His Holiness, the 14th Dalai Lama of Tibet, was scheduled to keynote the Parliament of the World's Religions, which will meet in Salt Lake City Oct. 15 to 19. He also was to speak on compassion and universal responsibility Oct. 18 at the University of Utah's Huntsman Center.
He has now canceled all U.S. events next month, according to a statement from the Office of Tibet in Washington, D.C., which read in part: "The Dalai Lama arrived in the United States earlier this week for a medical evaluation. Upon completion of the evaluation, the doctors have advised that His Holiness take complete rest. As a result, His Holiness will be returning to India next week and will not be able to visit the United States next month."
The nature of his ailment was not released, but the Tibetan leader and Nobel Peace Prize winner had just celebrated his 80th birthday July 6.
It would have been the second visit to the U. for the faith leader, who first came in 2001.
U. spokeswoman Maria O'Mara said that as of yet, the event has not been rescheduled. More information will be sent to ticket holders as it becomes available.
"The university community and the Utah Tibet Foundation," she added, "wish the Dalai Lama a speedy recovery."
Susan Soleil, the Parliament's Salt Lake City coordinator, also expressed concern for the iconic Tibetan leader's health, saying the group offers "heartfelt prayer for his improved care and comfort."
It hasn't yet settled on a replacement for the Dalai Lama, Soleil said, but the Parliament "remains in communication with his team about alternative options to his scheduled appearance with us."
The Dalai Lama once blessed Jerry Gardner, resident teacher at Salt Lake City's Urgyen Samten Ling Gonpa Temple, which practices Tibetan Buddhism and houses a throne the Tibetan leader sat on when he was in Utah previously.
"We should be joyous that he is not going to come," said Gardner, who now has earned the title Lama Thupten Dorje Gyaltsen Rinpoche. "The world is so constantly pulling at his robes.
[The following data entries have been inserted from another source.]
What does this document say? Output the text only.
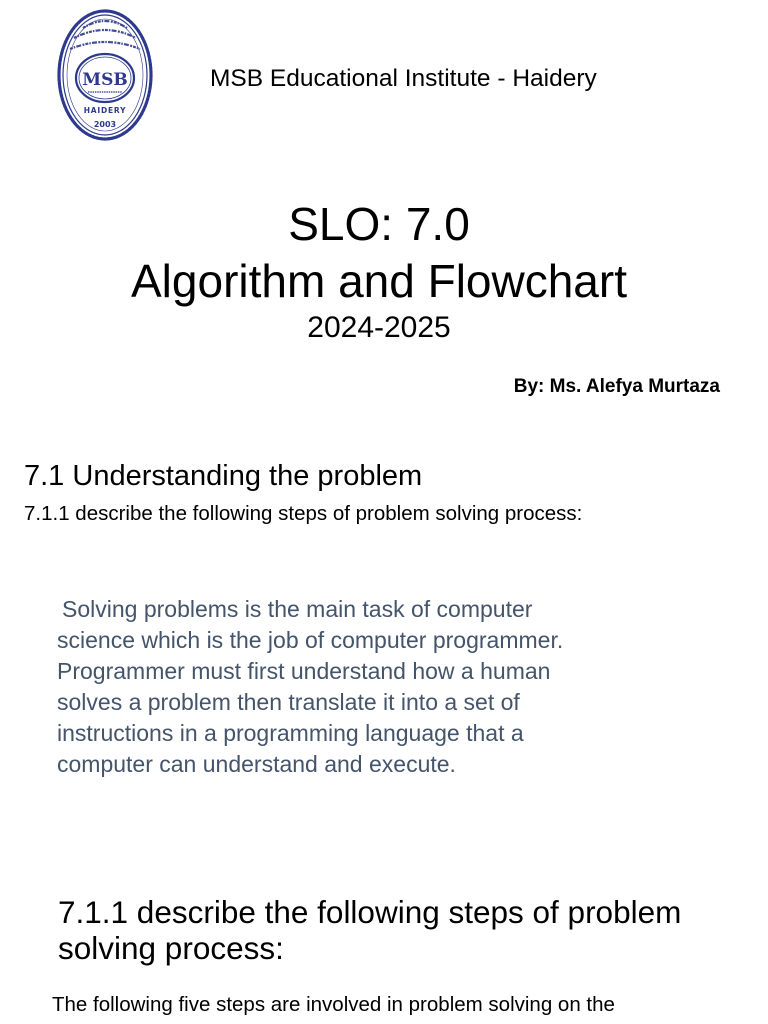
MSB
HAIDERY
2003
MSB Educational Institute - Haidery
SLO: 7.0
Algorithm and Flowchart
2024-2025
By: Ms. Alefya Murtaza
7.1 Understanding the problem
7.1.1 describe the following steps of problem solving process:
Solving problems is the main task of computer
science which is the job of computer programmer.
Programmer must first understand how a human
solves a problem then translate it into a set of
instructions in a programming language that a
computer can understand and execute.
7.1.1 describe the following steps of problem
solving process:
The following five steps are involved in problem solving on the
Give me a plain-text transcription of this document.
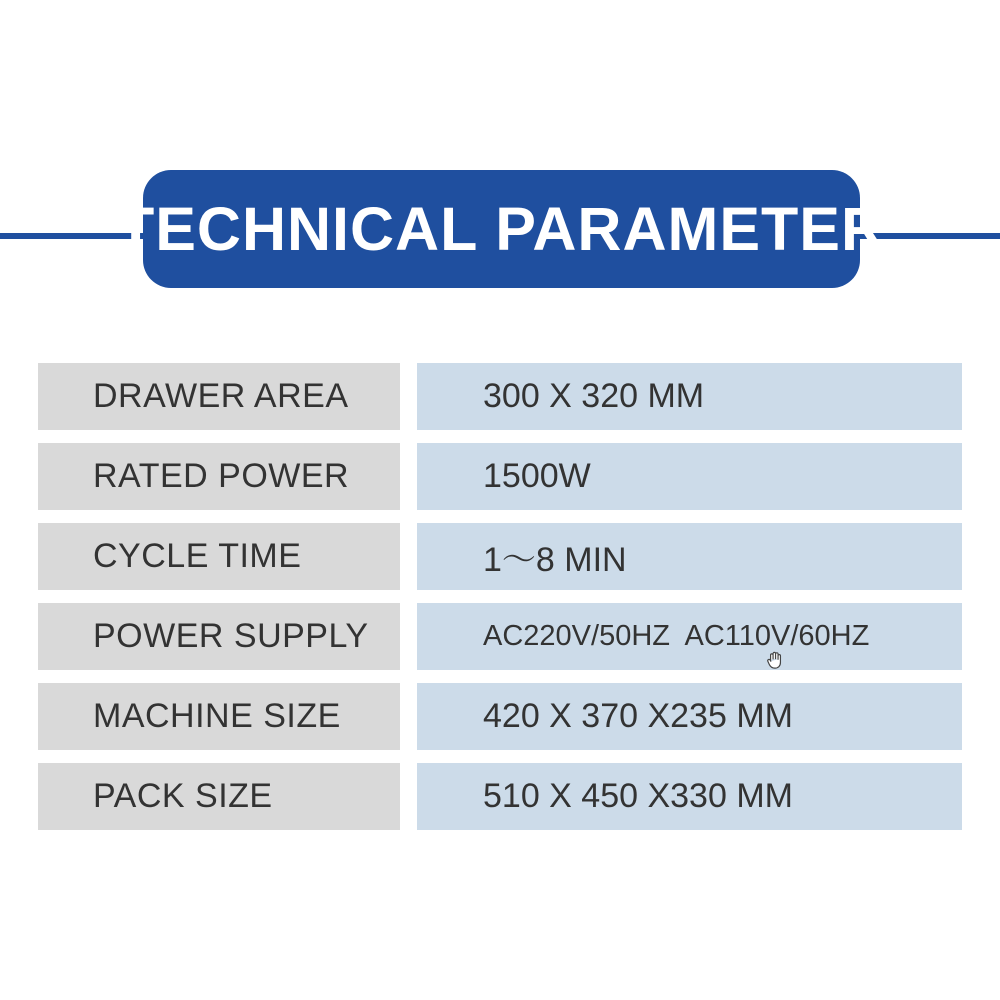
TECHNICAL PARAMETER
DRAWER AREA	300 X 320 MM
RATED POWER	1500W
CYCLE TIME	1〜8 MIN
POWER SUPPLY	AC220V/50HZ  AC110V/60HZ
MACHINE SIZE	420 X 370 X235 MM
PACK SIZE	510 X 450 X330 MM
How can he not become tattered by our own grasping?"
Those who love the Dalai Lama should have the same compassion he shows for others, he said, knowing the spiritual leader's actions are "in the best interest of maintaining his health so his activities may continue."
Chagzoetsang said she has been "overwhelmed with gratitude" at the compassionate reaction of Tibetans and their supporters to Friday's news. Many of them donated tons of time, money and labor to remake a warehouse 2950 S. 135 West into a new Tibetan community center in Salt Lake City as a showcase of their faith. They hoped he would visit and bless it.
Yet no one has expressed anger at missing out on the experience or the cost of lost tickets, she said. "None of that matters to them. All they care about is his health and pray for a speedy recover."
Tibetans consider the Dalai Lama "a living god," Chagzoetsang said, "but he still is in a human body and he can get sick and tired. Finally, it took a toll on him."
Buddhists believe change is part of life, she said. "We can always welcome him back another time."